Inducing Personality in LLM-Based Honeypot Agents: Measuring the Effect on Human-Like Agenda Generation
Lewis Newsham, Ryan Hyland, Daniel Prince
TL;DR
This work introduces SANDMAN, a modular architecture that uses LLM-driven Language Agents to create deceptive, human-like entities for cyber defense. Central to the approach is inducing personality traits via the Five-Factor Model (OCEAN) using the MPI framework, and studying how these traits shape task planning and scheduling. The authors demonstrate statistically significant effects of induced personality on schedule duration and task frequency, validating a prompt-based control mechanism for persona-driven behaviour. The findings suggest that personality-informed planning can enhance the believability and effectiveness of cyber deception agents, with implications for defense strategies, scalability, and ethical deployment in isolated environments.
Abstract
This paper presents SANDMAN, an architecture for cyber deception that leverages Language Agents to emulate convincing human simulacra.
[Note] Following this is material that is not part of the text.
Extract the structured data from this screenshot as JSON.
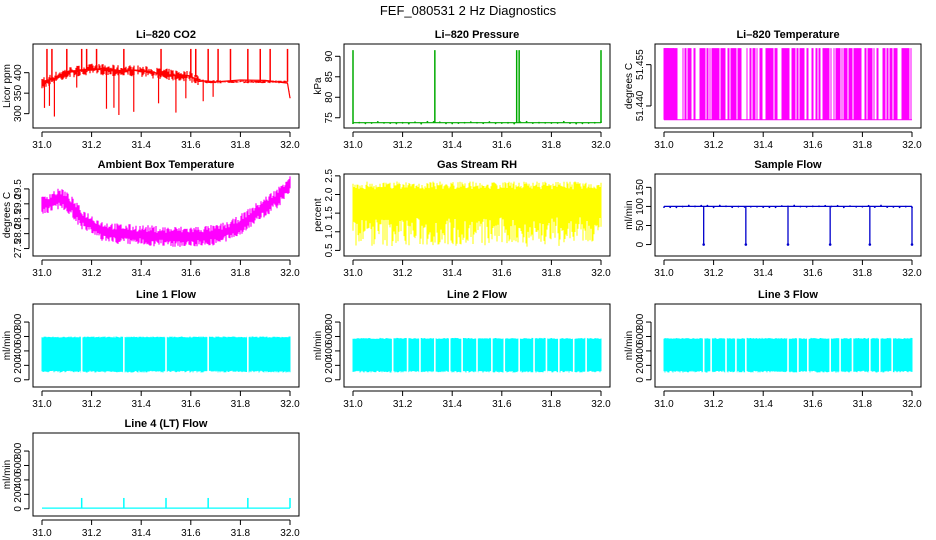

Our 'Deceptive Agents' serve as advanced cyber decoys, designed for high-fidelity engagement with attackers by extending the observation period of attack behaviours. Through experimentation, measurement, and analysis, we demonstrate how a prompt schema based on the five-factor model of personality systematically induces distinct 'personalities' in Large Language Models. Our results highlight the feasibility of persona-driven Language Agents for generating diverse, realistic behaviours, ultimately improving cyber deception strategies.